Upon the death of his father in 1769, he succeeded as the 2nd Count of Salm-Reifferscheidt-Raitz. In 1790, he was further ennobled when he was elevated to the rank of Reichsfürst. He ruled his Imperial Estate as Prince of Salm-Reifferscheidt-Raitz until his territory was mediatized in 1811.

==Personal life==
On 8 June 1775 in Vienna, Karl Joseph was married to Princess Maria Franziska of Auersperg (1752–1791), a daughter of Karl Josef, 5th Prince of Auersperg and Countess Maria Josepha Trautson von Falkenstein. Her elder brother was Wilhelm, 6th Prince of Auersperg. Together, they were the parents of:

- Franz Joseph, Hereditary Prince of Salm-Reifferscheidt-Raitz (1776–1836), who married Countess Maria Josepha McCaffry von Keanmore, a daughter of Count Robert McCaffry von Keanmore and Countess Maria Anna von Blümegen.

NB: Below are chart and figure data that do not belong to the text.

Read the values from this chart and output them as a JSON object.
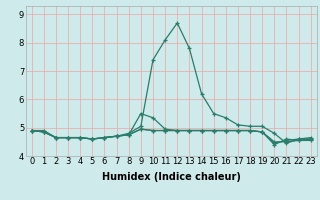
{
  "x": [
    0,
    1,
    2,
    3,
    4,
    5,
    6,
    7,
    8,
    9,
    10,
    11,
    12,
    13,
    14,
    15,
    16,
    17,
    18,
    19,
    20,
    21,
    22,
    23
  ],
  "lines": [
    [
      4.9,
      4.9,
      4.65,
      4.65,
      4.65,
      4.6,
      4.65,
      4.7,
      4.75,
      5.5,
      5.35,
      4.95,
      4.9,
      4.9,
      4.9,
      4.9,
      4.9,
      4.9,
      4.9,
      4.85,
      4.45,
      4.55,
      4.6,
      4.6
    ],
    [
      4.9,
      4.85,
      4.65,
      4.65,
      4.65,
      4.6,
      4.65,
      4.7,
      4.8,
      5.05,
      7.4,
      8.1,
      8.7,
      7.8,
      6.2,
      5.5,
      5.35,
      5.1,
      5.05,
      5.05,
      4.8,
      4.45,
      4.6,
      4.65
    ],
    [
      4.9,
      4.85,
      4.65,
      4.65,
      4.65,
      4.6,
      4.65,
      4.7,
      4.75,
      4.95,
      4.9,
      4.9,
      4.9,
      4.9,
      4.9,
      4.9,
      4.9,
      4.9,
      4.9,
      4.85,
      4.5,
      4.5,
      4.55,
      4.6
    ],
    [
      4.9,
      4.85,
      4.65,
      4.65,
      4.65,
      4.6,
      4.65,
      4.7,
      4.75,
      4.95,
      4.9,
      4.9,
      4.9,
      4.9,
      4.9,
      4.9,
      4.9,
      4.9,
      4.9,
      4.85,
      4.4,
      4.6,
      4.55,
      4.55
    ]
  ],
  "color": "#2a7d6b",
  "bg_color": "#ceeaea",
  "grid_color": "#e8b0b0",
  "xlabel": "Humidex (Indice chaleur)",
  "ylim": [
    4.0,
    9.3
  ],
  "xlim": [
    -0.5,
    23.5
  ],
  "ytick_vals": [
    4,
    5,
    6,
    7,
    8,
    9
  ],
  "xlabel_fontsize": 7,
  "tick_fontsize": 6,
  "linewidth": 0.9,
  "markersize": 3.5
}
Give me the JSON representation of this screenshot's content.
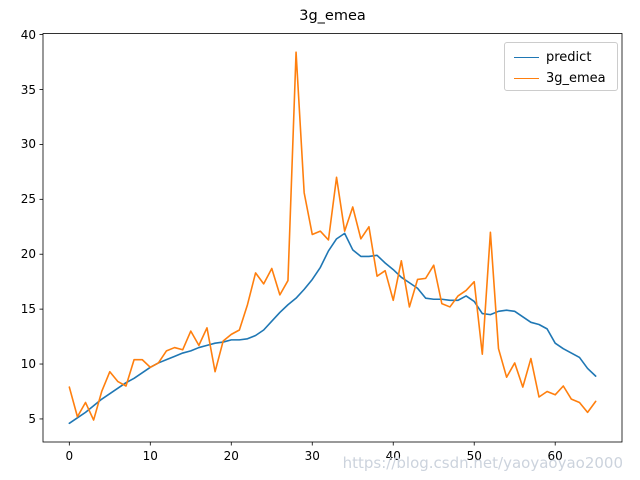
{
  "figure": {
    "title": "3g_emea"
  },
  "watermark": "https://blog.csdn.net/yaoyaoyao2000",
  "chart_data": {
    "type": "line",
    "title": "3g_emea",
    "xlabel": "",
    "ylabel": "",
    "grid": false,
    "xlim": [
      -3.25,
      68.25
    ],
    "ylim": [
      2.9,
      40.1
    ],
    "xticks": [
      0,
      10,
      20,
      30,
      40,
      50,
      60
    ],
    "yticks": [
      5,
      10,
      15,
      20,
      25,
      30,
      35,
      40
    ],
    "legend": {
      "position": "upper right",
      "frame": true
    },
    "x": [
      0,
      1,
      2,
      3,
      4,
      5,
      6,
      7,
      8,
      9,
      10,
      11,
      12,
      13,
      14,
      15,
      16,
      17,
      18,
      19,
      20,
      21,
      22,
      23,
      24,
      25,
      26,
      27,
      28,
      29,
      30,
      31,
      32,
      33,
      34,
      35,
      36,
      37,
      38,
      39,
      40,
      41,
      42,
      43,
      44,
      45,
      46,
      47,
      48,
      49,
      50,
      51,
      52,
      53,
      54,
      55,
      56,
      57,
      58,
      59,
      60,
      61,
      62,
      63,
      64,
      65
    ],
    "series": [
      {
        "name": "predict",
        "color": "#1f77b4",
        "values": [
          4.6,
          5.1,
          5.6,
          6.2,
          6.8,
          7.3,
          7.8,
          8.3,
          8.7,
          9.2,
          9.7,
          10.1,
          10.4,
          10.7,
          11.0,
          11.2,
          11.5,
          11.7,
          11.9,
          12.0,
          12.2,
          12.2,
          12.3,
          12.6,
          13.1,
          13.9,
          14.7,
          15.4,
          16.0,
          16.8,
          17.7,
          18.8,
          20.3,
          21.4,
          21.9,
          20.4,
          19.8,
          19.8,
          19.9,
          19.2,
          18.6,
          17.9,
          17.4,
          16.9,
          16.0,
          15.9,
          15.9,
          15.8,
          15.8,
          16.2,
          15.7,
          14.6,
          14.5,
          14.8,
          14.9,
          14.8,
          14.3,
          13.8,
          13.6,
          13.2,
          11.9,
          11.4,
          11.0,
          10.6,
          9.6,
          8.9
        ]
      },
      {
        "name": "3g_emea",
        "color": "#ff7f0e",
        "values": [
          7.9,
          5.2,
          6.5,
          4.9,
          7.5,
          9.3,
          8.4,
          8.0,
          10.4,
          10.4,
          9.7,
          10.1,
          11.2,
          11.5,
          11.3,
          13.0,
          11.7,
          13.3,
          9.3,
          12.1,
          12.7,
          13.1,
          15.4,
          18.3,
          17.3,
          18.7,
          16.3,
          17.6,
          38.4,
          25.6,
          21.8,
          22.1,
          21.3,
          27.0,
          22.1,
          24.3,
          21.4,
          22.5,
          18.0,
          18.5,
          15.8,
          19.4,
          15.2,
          17.7,
          17.8,
          19.0,
          15.5,
          15.2,
          16.2,
          16.7,
          17.5,
          10.9,
          22.0,
          11.4,
          8.8,
          10.1,
          7.9,
          10.5,
          7.0,
          7.5,
          7.2,
          8.0,
          6.8,
          6.5,
          5.6,
          6.6
        ]
      }
    ]
  },
  "colors": {
    "spine": "#000000",
    "background": "#ffffff",
    "watermark": "#ccd3dd",
    "legend_border": "#cccccc"
  }
}
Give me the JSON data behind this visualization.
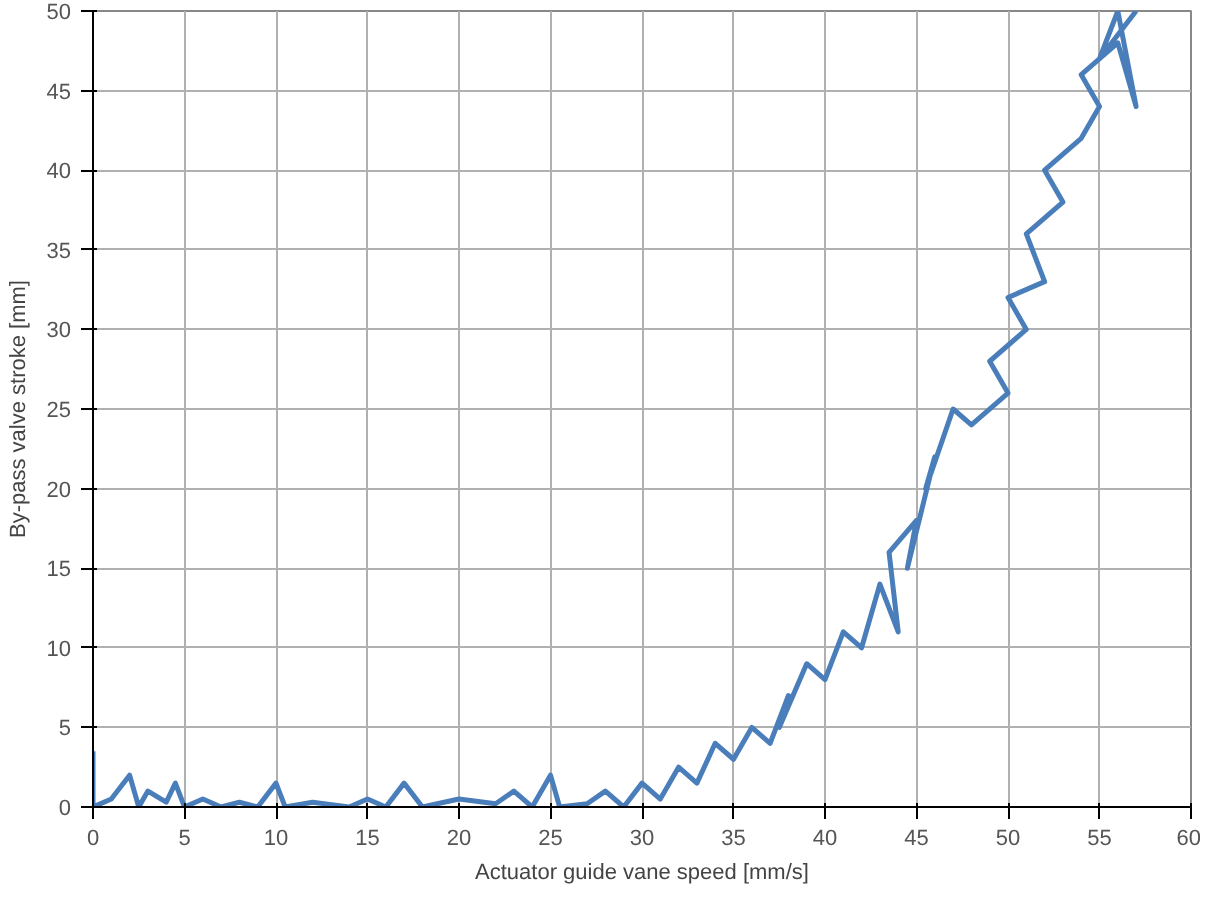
{
  "chart_data": {
    "type": "line",
    "xlabel": "Actuator guide vane speed [mm/s]",
    "ylabel": "By-pass valve stroke [mm]",
    "xlim": [
      0,
      60
    ],
    "ylim": [
      0,
      50
    ],
    "xticks": [
      0,
      5,
      10,
      15,
      20,
      25,
      30,
      35,
      40,
      45,
      50,
      55,
      60
    ],
    "yticks": [
      0,
      5,
      10,
      15,
      20,
      25,
      30,
      35,
      40,
      45,
      50
    ],
    "grid": true,
    "marker": "none",
    "line_style": "solid",
    "series": [
      {
        "color": "#4a7ebb",
        "x": [
          0,
          0,
          1,
          2,
          2.5,
          3,
          4,
          4.5,
          5,
          6,
          7,
          8,
          9,
          10,
          10.5,
          12,
          14,
          15,
          16,
          17,
          18,
          20,
          22,
          23,
          24,
          25,
          25.5,
          27,
          28,
          29,
          30,
          31,
          32,
          33,
          34,
          35,
          36,
          37,
          38,
          37.5,
          39,
          40,
          41,
          42,
          43,
          44,
          43.5,
          45,
          44.5,
          46,
          45.5,
          47,
          48,
          50,
          49,
          51,
          50,
          52,
          51,
          53,
          52,
          54,
          55,
          54,
          56,
          57,
          56,
          55,
          57
        ],
        "values": [
          3.5,
          0,
          0.5,
          2,
          0,
          1,
          0.3,
          1.5,
          0,
          0.5,
          0,
          0.3,
          0,
          1.5,
          0,
          0.3,
          0,
          0.5,
          0,
          1.5,
          0,
          0.5,
          0.2,
          1,
          0,
          2,
          0,
          0.2,
          1,
          0,
          1.5,
          0.5,
          2.5,
          1.5,
          4,
          3,
          5,
          4,
          7,
          5,
          9,
          8,
          11,
          10,
          14,
          11,
          16,
          18,
          15,
          22,
          20,
          25,
          24,
          26,
          28,
          30,
          32,
          33,
          36,
          38,
          40,
          42,
          44,
          46,
          48,
          44,
          50,
          47,
          50
        ]
      }
    ]
  }
}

After her death, he married Countess Antonia Maria von Paar (1768–1838), a daughter of Wenzel, 2nd Prince Paar and Princess Maria Antonia of Liechtenstein (a daughter of Johann Nepomuk Karl, Prince of Liechtenstein), in Vienna on 1 May 1792. She was sister to Karl, 3rd Prince Paar.

Prince Karl Joseph died in Vienna on 16 June 1838. As he was predeceased by his only son, he was succeeded by his grandson, Hugo. His widow died shortly thereafter on 25 October 1838 and was buried at Graz.

===Descendants===
Through his son Franz Joseph, he was a grandfather of Hugo, 2nd Prince of Salm-Reifferscheidt-Raitz (1803–1888) and Count Robert of Salm-Reifferscheidt-Raitz (1804–1875), who married Countess Felicitas von Clary und Aldringen (a daughter of Carl Joseph, 3rd Prince of Clary-Aldringen).